18 anni senza Fabrizio De André
Avevo 20 anni ed ero pieno di menzogne.
Un giorno chiesi a Daniele che ne era già all’epoca un gran cultore, di passarmi dei cd di De André che con quella voce così bassa e lugubre all’apparenza mi disturbava.
E poi che senso ha fare un disco su Gesù? Però questo aveva fatto un concept album, forte. E poi la malinconia di Marinella, la violenza insensata de La Guerra di Piero, subito imparata con la chitarra, io non riuscivo a sostenerle.

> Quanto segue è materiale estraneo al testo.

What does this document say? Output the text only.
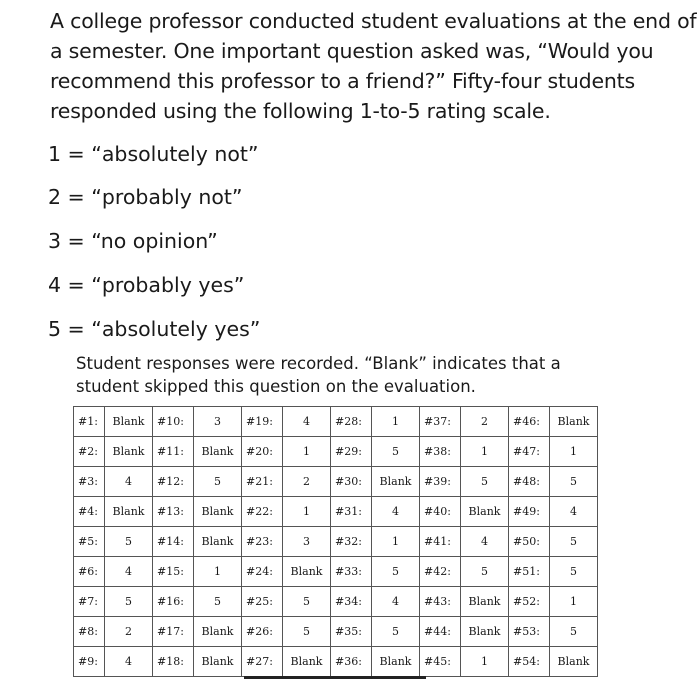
A college professor conducted student evaluations at the end of
a semester. One important question asked was, “Would you
recommend this professor to a friend?” Fifty-four students
responded using the following 1-to-5 rating scale.
1 = “absolutely not”
2 = “probably not”
3 = “no opinion”
4 = “probably yes”
5 = “absolutely yes”
Student responses were recorded. “Blank” indicates that a
student skipped this question on the evaluation.
#1:	Blank	#10:	3	#19:	4	#28:	1	#37:	2	#46:	Blank
#2:	Blank	#11:	Blank	#20:	1	#29:	5	#38:	1	#47:	1
#3:	4	#12:	5	#21:	2	#30:	Blank	#39:	5	#48:	5
#4:	Blank	#13:	Blank	#22:	1	#31:	4	#40:	Blank	#49:	4
#5:	5	#14:	Blank	#23:	3	#32:	1	#41:	4	#50:	5
#6:	4	#15:	1	#24:	Blank	#33:	5	#42:	5	#51:	5
#7:	5	#16:	5	#25:	5	#34:	4	#43:	Blank	#52:	1
#8:	2	#17:	Blank	#26:	5	#35:	5	#44:	Blank	#53:	5
#9:	4	#18:	Blank	#27:	Blank	#36:	Blank	#45:	1	#54:	Blank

I problemi non li volevo nemmeno vedere all’orizzonte, figuriamoci ascoltare canzoni perfette sulla debolezza dell’Uomo, canzoni che parlavano delle mie debolezze, dei miei limiti.
Ho perso di vista Daniele e anche De André.
Poi anni dopo, potrei dire del tutto per caso, ho ripreso il live con la PFM e beh, lì è cambiato tutto. Qualche anno dopo ero pronto a intuire e poi col susseguirsi degli ascolti a fare miei quei tormenti, parlavano anche di me, parlava di sé e parlava di me come solo l’arte sa fare.
Ogni volta che penso a De André, penso al Dottor Balducci della farmacia di Calenzano, Francesco. E allora mi manca lui e mi manca De André e io scrivo tutto questo perché dopo 18 anni a me girano ancora molto i coglioni.
Qui in Sardegna portiamo ancora il lutto per la scomparsa di De André, sensi di gioia che fu, sensi di musica da toccare, sensi di colpa.